16 des 23 ministres sont cités ou mis en examen dans l’affaire Petrobras. Trois ont déjà dû démissionner. Le 23 mai, le ministre de la planification Romero Juca, doit se démettre pour avoir voulu mettre fin à l’enquête Petrobras ; le 30 mai, c’est au tour du ministre de la transparence Fabiano Silveira démissionne, sous la pression des employés de son ministère, pour avoir voulu empêcher l’enquête Petrobras ; le 16 juin, le ministre du tourisme Henrique Alves doit démissionner pour avoir reçu 1,55 million de reals (320 000 euros) de pots-de-vin par une filiale de Petrobras.

Reste que des mesures anti-ouvrières sont à l’ordre du jour. Sont annoncés un transfert de 200 milliards de reals (41 milliards d’euros) de la santé et l’éducation vers les marchés de capitaux, des attaques contre le droit du travail et les retraites, la réduction de quatre millions du nombre de bénéficiaires de la bolsa familia, la privatisation « de tout ce qui est privatisable » (Temer), l’augmentation de l’âge de départ à la retraite à 70 ans…

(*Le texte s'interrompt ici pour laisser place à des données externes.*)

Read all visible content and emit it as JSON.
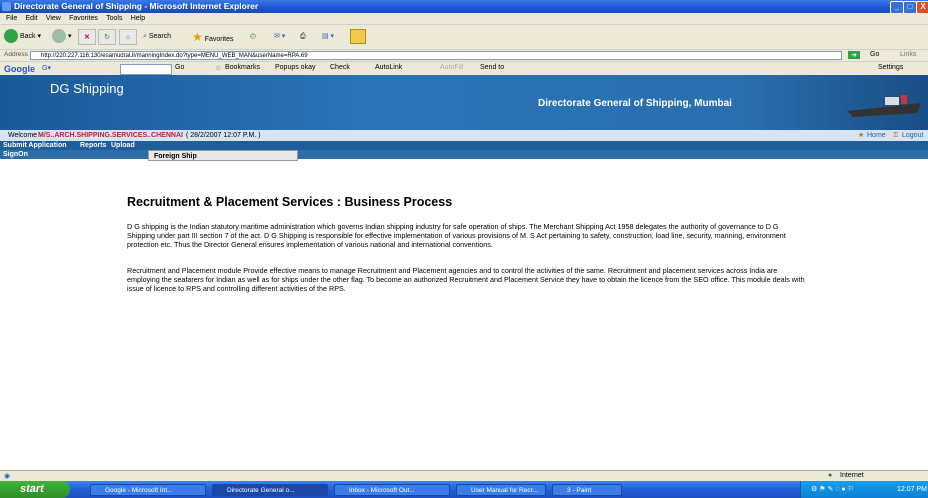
{
  "window": {
    "title": "Directorate General of Shipping - Microsoft Internet Explorer",
    "minimize": "_",
    "maximize": "□",
    "close": "X"
  },
  "menu": [
    "File",
    "Edit",
    "View",
    "Favorites",
    "Tools",
    "Help"
  ],
  "toolbar": {
    "back": "Back",
    "search": "Search",
    "favorites": "Favorites"
  },
  "address": {
    "label": "Address",
    "url": "http://220.227.116.130/esamudraUI/manningIndex.do?type=MENU_WEB_MAN&userName=RPA.69",
    "go": "Go",
    "links": "Links"
  },
  "googlebar": {
    "logo": "Google",
    "go": "Go",
    "bookmarks": "Bookmarks",
    "popups": "Popups okay",
    "check": "Check",
    "autolink": "AutoLink",
    "autofill": "AutoFill",
    "sendto": "Send to",
    "settings": "Settings"
  },
  "banner": {
    "brand": "DG Shipping",
    "org": "Directorate General of Shipping, Mumbai"
  },
  "welcome": {
    "prefix": "Welcome",
    "user": "M/S..ARCH.SHIPPING.SERVICES..CHENNAI",
    "date": "( 28/2/2007 12:07 P.M. )",
    "home": "Home",
    "logout": "Logout"
  },
  "nav": {
    "items": [
      "Submit Application",
      "Reports",
      "Upload"
    ],
    "signon": "SignOn",
    "dropdown": "Foreign Ship"
  },
  "content": {
    "heading": "Recruitment & Placement Services : Business Process",
    "para1": "D G shipping is the Indian statutory maritime administration which governs Indian shipping industry for safe operation of ships. The Merchant Shipping Act 1958 delegates the authority of governance to D G Shipping under part III section 7 of the act. D G Shipping is responsible for effective implementation of various provisions of M. S Act pertaining to safety, construction, load line, security, manning, environment protection etc. Thus the Director General ensures implementation of various national and international conventions.",
    "para2": "Recruitment and Placement module Provide effective means to manage Recruitment and Placement agencies and to control the activities of the same. Recruitment and placement services across India are employing the seafarers for Indian as well as for ships under the other flag. To become an authorized Recruitment and Placement Service they have to obtain the licence from the SEO office. This module deals with issue of licence to RPS and controlling different activities of the RPS."
  },
  "status": {
    "zone": "Internet"
  },
  "taskbar": {
    "start": "start",
    "tasks": [
      "Google - Microsoft Int...",
      "Directorate General o...",
      "Inbox - Microsoft Out...",
      "User Manual for Recr...",
      "3 - Paint"
    ],
    "clock": "12:07 PM"
  }
}
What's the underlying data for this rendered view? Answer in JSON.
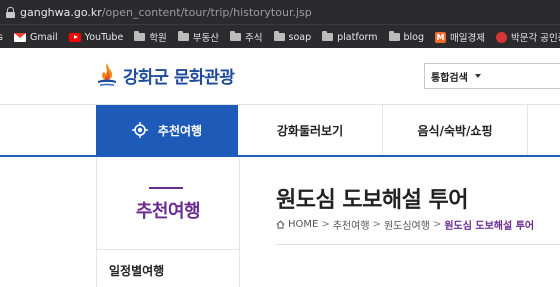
{
  "browser": {
    "url_domain": "ganghwa.go.kr",
    "url_path": "/open_content/tour/trip/historytour.jsp",
    "bookmarks": [
      {
        "label": "s",
        "icon": "folder-icon"
      },
      {
        "label": "Gmail",
        "icon": "gmail-icon"
      },
      {
        "label": "YouTube",
        "icon": "youtube-icon"
      },
      {
        "label": "학원",
        "icon": "folder-icon"
      },
      {
        "label": "부동산",
        "icon": "folder-icon"
      },
      {
        "label": "주식",
        "icon": "folder-icon"
      },
      {
        "label": "soap",
        "icon": "folder-icon"
      },
      {
        "label": "platform",
        "icon": "folder-icon"
      },
      {
        "label": "blog",
        "icon": "folder-icon"
      },
      {
        "label": "매일경제",
        "icon": "maeil-icon"
      },
      {
        "label": "박문각 공인중개",
        "icon": "bakmungak-icon"
      }
    ]
  },
  "header": {
    "logo_text_a": "강화군 ",
    "logo_text_b": "문화관광",
    "search_scope": "통합검색"
  },
  "nav": {
    "items": [
      {
        "label": "추천여행",
        "active": true
      },
      {
        "label": "강화둘러보기",
        "active": false
      },
      {
        "label": "음식/숙박/쇼핑",
        "active": false
      }
    ]
  },
  "sidebar": {
    "title": "추천여행",
    "items": [
      "일정별여행"
    ]
  },
  "content": {
    "title": "원도심 도보해설 투어",
    "breadcrumb": [
      "HOME",
      "추천여행",
      "원도심여행",
      "원도심 도보해설 투어"
    ]
  },
  "colors": {
    "nav_active": "#1e5bb8",
    "accent_purple": "#6a2c91",
    "logo_blue": "#1e4a9b"
  }
}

Les travailleurs du pétrole manifestaient contre la privatisation (14 juin), le MTST (Mouvement des travailleurs sans toit) et le MST (Mouvement des sans-terre) bloquent des axes de circulation, occupent des propriétés foncières. Plusieurs antennes régionales du ministère de la culture, du ministère de la santé ont été occupées. Des manifestations exigent le départ de Temer qui a été contraint de rétablir le ministère de la culture ; nombreux spectateurs brésiliens se présentent sur les lieux des épreuves avec une pancarte « Dehors Temer ! ».

Il est plus que temps que l’avant-garde, dispersée géographiquement et politiquement, se regroupe pour former un parti ouvrier révolutionnaire sur la base des enseignements des quatre premières internationales ouvrières et des leçons des trahisons du PT.

À bas le coup d’État de la bourgeoisie ! Tribunal ouvrier pour tous les députés et ministres corrompus ! Autodéfense des paysans pauvres, des grèves, des manifestations ouvrières, des organisations ouvrières contre les nervis des propriétaires fonciers et des patrons, la police et les fascistes !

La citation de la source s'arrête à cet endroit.